なぜそうなったのか、それは正直自分でもわからない。
運命に導かれたとしか言いようがないのかもしれない。
美貴さんの事を知れば知るだけ惹かれていって、自分のものにしたいと思った。
もちろん、そのことに後悔はない。
ただ、頑なに『一夜の関係』として終わらせようとする美貴さんが気になった。
きっと彼女には大きなトラウマがあって、人を信じないでおこうとバリアを張っているのだ。

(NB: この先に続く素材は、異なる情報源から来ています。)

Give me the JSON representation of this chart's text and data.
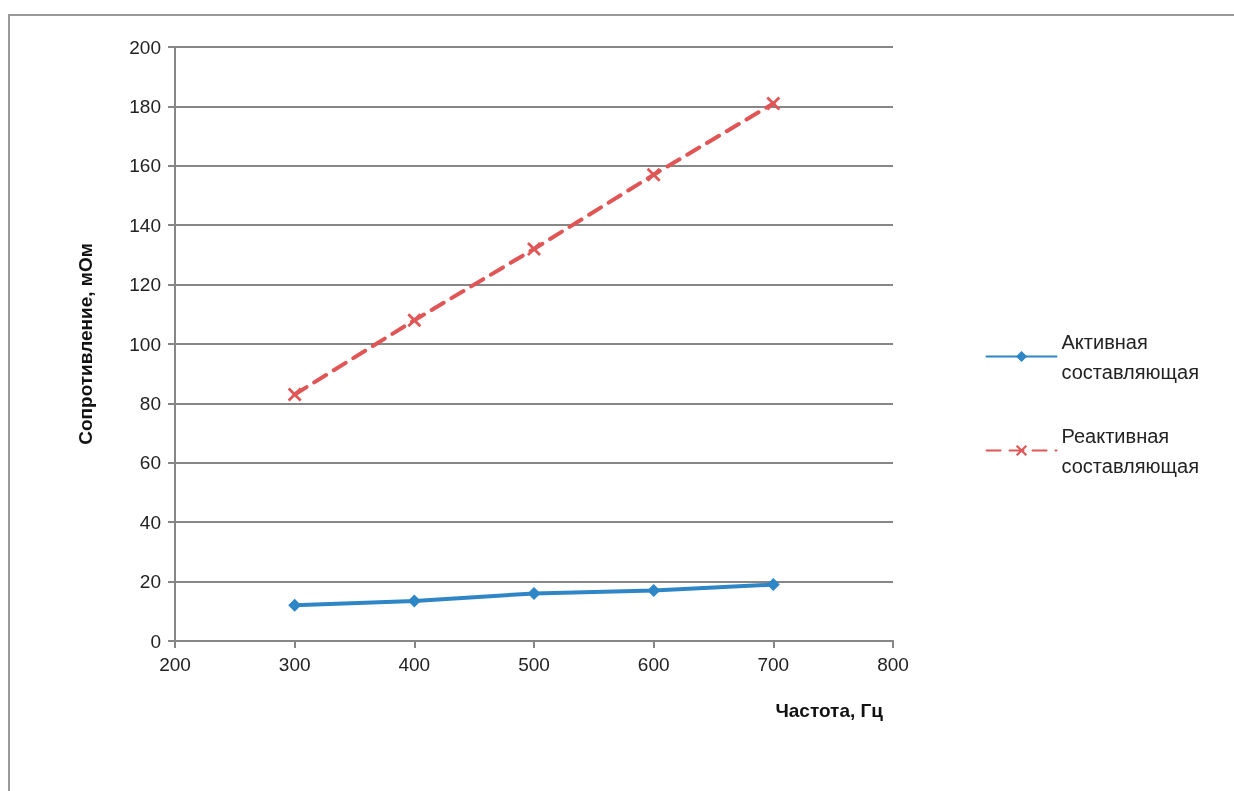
{
  "chart_data": {
    "type": "line",
    "xlabel": "Частота, Гц",
    "ylabel": "Сопротивление, мОм",
    "x": [
      300,
      400,
      500,
      600,
      700
    ],
    "series": [
      {
        "name": "Активная составляющая",
        "color": "#2e86c6",
        "values": [
          12,
          13.5,
          16,
          17,
          19
        ],
        "marker": "diamond",
        "line_style": "solid"
      },
      {
        "name": "Реактивная составляющая",
        "color": "#e05656",
        "values": [
          83,
          108,
          132,
          157,
          181
        ],
        "marker": "cross",
        "line_style": "dashed"
      }
    ],
    "xlim": [
      200,
      800
    ],
    "xticks": [
      200,
      300,
      400,
      500,
      600,
      700,
      800
    ],
    "ylim": [
      0,
      200
    ],
    "yticks": [
      0,
      20,
      40,
      60,
      80,
      100,
      120,
      140,
      160,
      180,
      200
    ],
    "grid": "y",
    "legend": "right"
  }
}
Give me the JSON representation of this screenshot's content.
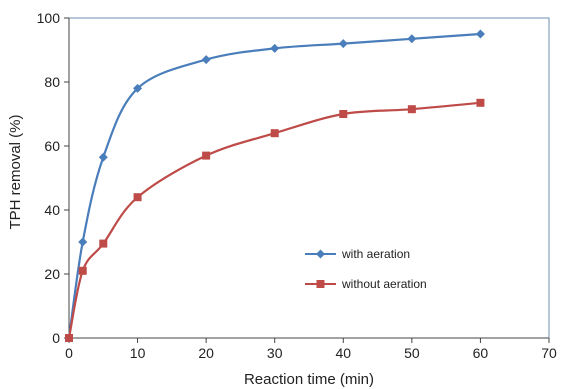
{
  "chart_data": {
    "type": "line",
    "xlabel": "Reaction time (min)",
    "ylabel": "TPH removal (%)",
    "xlim": [
      0,
      70
    ],
    "ylim": [
      0,
      100
    ],
    "xticks": [
      0,
      10,
      20,
      30,
      40,
      50,
      60,
      70
    ],
    "yticks": [
      0,
      20,
      40,
      60,
      80,
      100
    ],
    "grid": false,
    "legend_position": "center-right",
    "series": [
      {
        "name": "with aeration",
        "color": "#4a7ebb",
        "marker": "diamond",
        "x": [
          0,
          2,
          5,
          10,
          20,
          30,
          40,
          50,
          60
        ],
        "y": [
          0,
          30,
          56.5,
          78,
          87,
          90.5,
          92,
          93.5,
          95
        ]
      },
      {
        "name": "without aeration",
        "color": "#be4b48",
        "marker": "square",
        "x": [
          0,
          2,
          5,
          10,
          20,
          30,
          40,
          50,
          60
        ],
        "y": [
          0,
          21,
          29.5,
          44,
          57,
          64,
          70,
          71.5,
          73.5
        ]
      }
    ]
  }
}
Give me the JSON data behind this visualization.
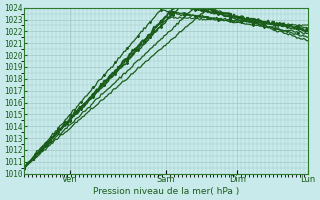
{
  "title": "",
  "xlabel": "Pression niveau de la mer( hPa )",
  "ylabel": "",
  "bg_color": "#c8eaea",
  "grid_color": "#a0c8c8",
  "line_color": "#1a5c1a",
  "ymin": 1010,
  "ymax": 1024,
  "yticks": [
    1010,
    1011,
    1012,
    1013,
    1014,
    1015,
    1016,
    1017,
    1018,
    1019,
    1020,
    1021,
    1022,
    1023,
    1024
  ],
  "day_positions": [
    0.16,
    0.5,
    0.75,
    1.0
  ],
  "day_labels": [
    "Ven",
    "Sam",
    "Dim",
    "Lun"
  ],
  "n_points": 200
}
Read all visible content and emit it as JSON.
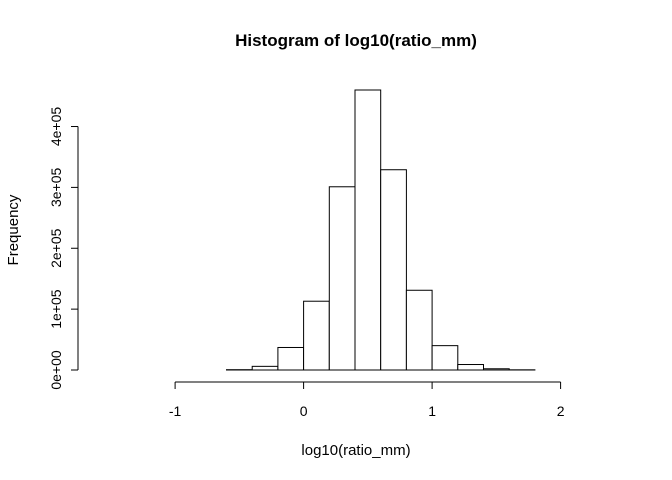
{
  "chart_data": {
    "type": "bar",
    "title": "Histogram of log10(ratio_mm)",
    "xlabel": "log10(ratio_mm)",
    "ylabel": "Frequency",
    "bin_width": 0.2,
    "bin_edges": [
      -1.6,
      -1.4,
      -1.2,
      -1.0,
      -0.8,
      -0.6,
      -0.4,
      -0.2,
      0.0,
      0.2,
      0.4,
      0.6,
      0.8,
      1.0,
      1.2,
      1.4,
      1.6,
      1.8,
      2.0,
      2.2,
      2.4
    ],
    "values": [
      0,
      0,
      0,
      0,
      0,
      500,
      6000,
      37000,
      113000,
      301000,
      460000,
      329000,
      131000,
      40000,
      9000,
      2000,
      300,
      0,
      0,
      0
    ],
    "xlim": [
      -1.6,
      2.4
    ],
    "ylim": [
      0,
      460000
    ],
    "x_ticks": [
      -1,
      0,
      1,
      2
    ],
    "x_tick_labels": [
      "-1",
      "0",
      "1",
      "2"
    ],
    "y_ticks": [
      0,
      100000,
      200000,
      300000,
      400000
    ],
    "y_tick_labels": [
      "0e+00",
      "1e+05",
      "2e+05",
      "3e+05",
      "4e+05"
    ],
    "grid": false,
    "legend": "none",
    "bar_fill": "#ffffff",
    "bar_stroke": "#000000"
  }
}
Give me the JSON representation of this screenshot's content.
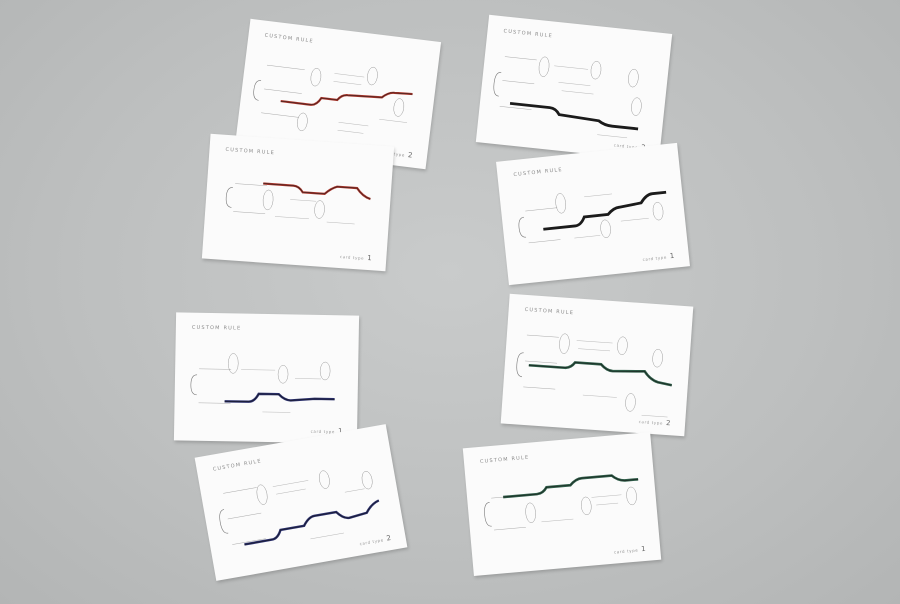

いくら連絡しても返事をよこさないのも、意地っ張りに思えて笑えた。
友達のために旦那さんに食って掛かる姿も、正義感にあふれていた。
送って行くって言うのに、「仕事がある」「約束がある」ってつく嘘が、かわいいとさえ感じた。
しかし、妊娠による悪阻に苦しんでいることには気が付かなかった。

「はあぁー、俺が父親か」
綺麗に片づけられた部屋のソファーに倒れ込んでつぶやく。

真理愛から『美貴さんともう少し話をしてみるわ』とメッセージが届いていた。
きっと今の彼女の気持ちが理解できるのは、同じような経験をした真理愛だけだろうと任せてみることにし、俺はおとなしく家で待つことにした。